2.2 Molecular dynamic simulations
Through AMBER 18 program suite, NocTE-LSub and NocTE-DSub systems were subjected to molecular dynamic (MD) simulations using ff14SB force field23. Firstly, energy minimizations were carried out for these complexes to rationalize crystal structures. Afterwards, each system was heated from 0 K to 300 K and equilibrated for 50 ps under the isothermal−isobaric ensemble. Starting from this preprocessed conformation, six replicas of MD simulation trajectories were collected. Long-range electrostatic interactions and bond lengths in simulations were described using Particle Mesh Ewald (PME) method24 and the SHAKE algorithm25. Trajectory analyses, like root mean square deviation (RMSD) fluctuations and conformation distributions, were performed via the cpptraj module26 of AMBER 18.

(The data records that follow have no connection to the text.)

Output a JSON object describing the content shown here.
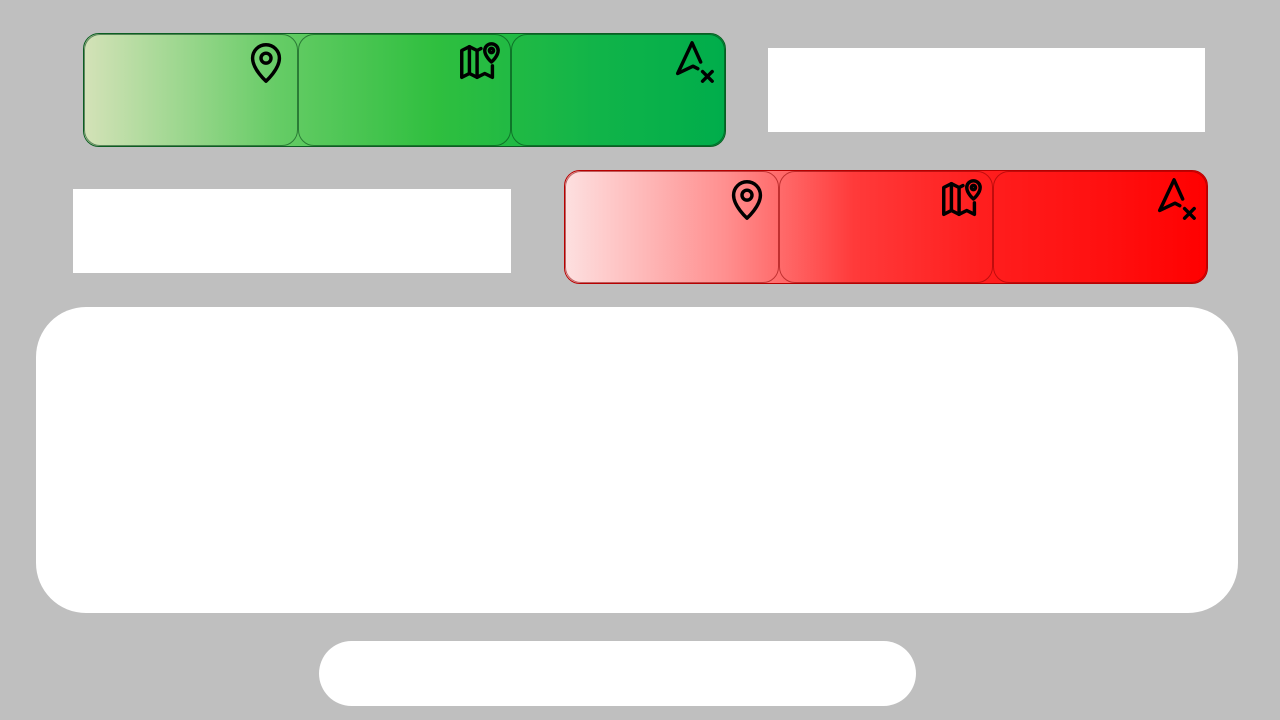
{
  "colors": {
    "background": "#bfbfbf",
    "panel": "#ffffff",
    "green_start": "#d4e2b8",
    "green_end": "#00ad4b",
    "red_start": "#fde0e0",
    "red_end": "#ff0000"
  },
  "green_group": {
    "segments": [
      {
        "icon": "map-pin-icon"
      },
      {
        "icon": "map-location-icon"
      },
      {
        "icon": "navigation-off-icon"
      }
    ]
  },
  "red_group": {
    "segments": [
      {
        "icon": "map-pin-icon"
      },
      {
        "icon": "map-location-icon"
      },
      {
        "icon": "navigation-off-icon"
      }
    ]
  }
}
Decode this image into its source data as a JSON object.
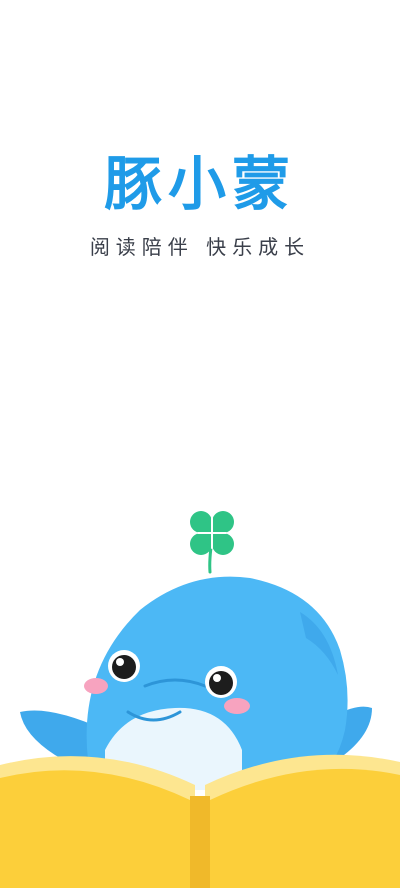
{
  "splash": {
    "title": "豚小蒙",
    "slogan": "阅读陪伴  快乐成长"
  },
  "colors": {
    "title": "#1f9be8",
    "slogan": "#3a3f4a",
    "dolphin_body": "#4cb8f5",
    "dolphin_belly": "#eaf6fd",
    "clover": "#2fc486",
    "cheek": "#f7a3bf",
    "book": "#fccf3a",
    "book_page": "#fde690"
  },
  "icons": {
    "mascot": "dolphin-reading-book-illustration",
    "clover": "four-leaf-clover-icon"
  }
}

For epimerization, the deprotonation distance d(H1901-LSub) was constrained between 3.00 Å and 3.50 Å using a harmonic vibrational potential with a force constant of 200 kcal/(mol·Å2) in the equilibration step for NocTE-LSub system, catching the critical pre-reaction structure for epimerization. Then the system was re-equilibrated without constraints and six replicas of 100 ns MD simulation trajectories were obtained. According to the distribution of the deprotonation distance and angle, two optimal trajectories md2 and md6 were selected and lengthened to 310 ns for the following mechanism investigations.